In my own parish, our homeschool group hosted “Mothers and Me” gatherings. Moms of all ages came together, prayed the rosary with their children, and spent time building friendships. Younger moms could see what was ahead. Older moms could reach back and encourage. It was simple, but powerful.
Community as Hammock Ropes
A dear friend once told me that life is like a hammock.
Every relationship, every support system is a rope.
Your hammock will always have holes, but as long as the ropes are strong enough, they hold you up.
When one of those ropes begins to fray, you need others to step in and help reinforce it.
That’s what community does for breastfeeding moms.
It catches us when we feel like we’re falling.
It strengthens us when we’re weak.
And it teaches us that motherhood was never meant to be a solo act.
Closing Thoughts: The Gift of Presence
Sometimes we overcomplicate support.
We think we need to offer solutions, resources, or detailed plans.
But often, the greatest gift we can give another mom is simply our presence.
Mama Vicki had friends invite her over for pancakes when her baby was colicky.
I’ve had women practice with me how to nurse discreetly at Mass until I felt confident.
And we've both had strangers at church whisper encouragement that carried us for years.
These small acts may seem ordinary, but they weave the fabric of community.
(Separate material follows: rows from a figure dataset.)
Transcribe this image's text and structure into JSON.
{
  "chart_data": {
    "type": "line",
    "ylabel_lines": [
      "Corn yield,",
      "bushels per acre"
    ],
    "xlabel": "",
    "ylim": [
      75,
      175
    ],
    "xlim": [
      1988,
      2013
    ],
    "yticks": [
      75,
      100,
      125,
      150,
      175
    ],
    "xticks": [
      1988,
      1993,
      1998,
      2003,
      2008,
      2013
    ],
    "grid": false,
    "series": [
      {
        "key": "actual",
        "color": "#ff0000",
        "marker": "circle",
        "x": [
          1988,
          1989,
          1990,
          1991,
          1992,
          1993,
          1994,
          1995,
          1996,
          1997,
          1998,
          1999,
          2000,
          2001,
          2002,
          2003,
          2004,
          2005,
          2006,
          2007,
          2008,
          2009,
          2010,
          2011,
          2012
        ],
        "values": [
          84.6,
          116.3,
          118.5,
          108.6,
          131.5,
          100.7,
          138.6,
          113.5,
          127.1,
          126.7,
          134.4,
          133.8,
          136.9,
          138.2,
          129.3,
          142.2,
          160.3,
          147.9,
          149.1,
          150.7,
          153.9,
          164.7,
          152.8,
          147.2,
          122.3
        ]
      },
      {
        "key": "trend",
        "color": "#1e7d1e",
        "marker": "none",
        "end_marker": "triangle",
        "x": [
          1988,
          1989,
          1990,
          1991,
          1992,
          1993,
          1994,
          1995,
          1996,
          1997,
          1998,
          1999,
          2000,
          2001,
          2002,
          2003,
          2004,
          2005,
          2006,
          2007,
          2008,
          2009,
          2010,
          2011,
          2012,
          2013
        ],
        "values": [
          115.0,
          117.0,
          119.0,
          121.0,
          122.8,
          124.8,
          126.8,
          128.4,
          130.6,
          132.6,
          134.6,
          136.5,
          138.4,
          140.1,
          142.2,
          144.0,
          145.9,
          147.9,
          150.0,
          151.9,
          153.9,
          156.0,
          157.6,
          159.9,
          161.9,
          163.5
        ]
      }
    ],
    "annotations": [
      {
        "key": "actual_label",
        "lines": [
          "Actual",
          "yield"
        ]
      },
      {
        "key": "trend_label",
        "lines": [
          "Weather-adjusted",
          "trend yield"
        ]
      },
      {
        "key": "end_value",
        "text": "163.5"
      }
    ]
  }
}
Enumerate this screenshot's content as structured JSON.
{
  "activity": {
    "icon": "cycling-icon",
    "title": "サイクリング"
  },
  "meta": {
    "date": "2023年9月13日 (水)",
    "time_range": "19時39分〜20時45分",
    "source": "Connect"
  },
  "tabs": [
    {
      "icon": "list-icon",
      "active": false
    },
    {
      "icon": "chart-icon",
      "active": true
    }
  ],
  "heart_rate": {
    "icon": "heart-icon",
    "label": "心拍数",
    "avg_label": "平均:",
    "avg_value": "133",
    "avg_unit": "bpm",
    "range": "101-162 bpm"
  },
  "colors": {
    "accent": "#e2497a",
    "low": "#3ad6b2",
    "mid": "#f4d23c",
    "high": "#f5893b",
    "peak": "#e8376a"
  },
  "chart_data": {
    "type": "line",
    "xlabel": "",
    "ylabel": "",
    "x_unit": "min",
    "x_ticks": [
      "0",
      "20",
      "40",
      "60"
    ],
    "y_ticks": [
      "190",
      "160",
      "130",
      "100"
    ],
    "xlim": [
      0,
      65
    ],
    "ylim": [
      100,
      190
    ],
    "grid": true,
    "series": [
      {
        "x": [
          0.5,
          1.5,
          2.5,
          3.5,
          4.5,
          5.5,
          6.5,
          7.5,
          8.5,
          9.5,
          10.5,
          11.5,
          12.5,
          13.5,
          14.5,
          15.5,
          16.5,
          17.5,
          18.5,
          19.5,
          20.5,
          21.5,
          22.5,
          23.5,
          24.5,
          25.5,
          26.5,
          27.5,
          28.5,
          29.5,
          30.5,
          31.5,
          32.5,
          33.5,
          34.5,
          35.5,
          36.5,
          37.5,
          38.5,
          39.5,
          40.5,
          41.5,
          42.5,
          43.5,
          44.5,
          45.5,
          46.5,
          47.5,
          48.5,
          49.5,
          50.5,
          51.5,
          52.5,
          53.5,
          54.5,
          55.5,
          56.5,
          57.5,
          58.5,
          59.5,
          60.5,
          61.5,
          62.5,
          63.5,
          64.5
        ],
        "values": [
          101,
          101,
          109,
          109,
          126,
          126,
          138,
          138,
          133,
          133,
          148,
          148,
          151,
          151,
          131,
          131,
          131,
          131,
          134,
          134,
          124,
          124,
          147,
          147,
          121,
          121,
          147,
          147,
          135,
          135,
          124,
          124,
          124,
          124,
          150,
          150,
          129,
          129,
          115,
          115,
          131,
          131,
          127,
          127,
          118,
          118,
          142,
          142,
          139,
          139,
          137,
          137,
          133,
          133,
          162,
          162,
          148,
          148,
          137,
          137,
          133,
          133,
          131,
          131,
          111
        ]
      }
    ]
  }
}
They remind us that we are not alone, that our struggles are seen, and that God’s design for motherhood is both intimate and communal.
Final Encouragement
To every mama reading this:
You are doing holy work.
Whether you feel confident or completely overwhelmed, know this—you were not meant to walk this path alone.
Look for your community.
Reach out when you feel isolated.
And if you see another mom in the trenches, be that hand on her shoulder, that smile in the cry room, that voice whispering: “You’re doing a great job.”
We are the Body of Christ, and together, we can make sure no mother ever feels like she has to figure this out alone.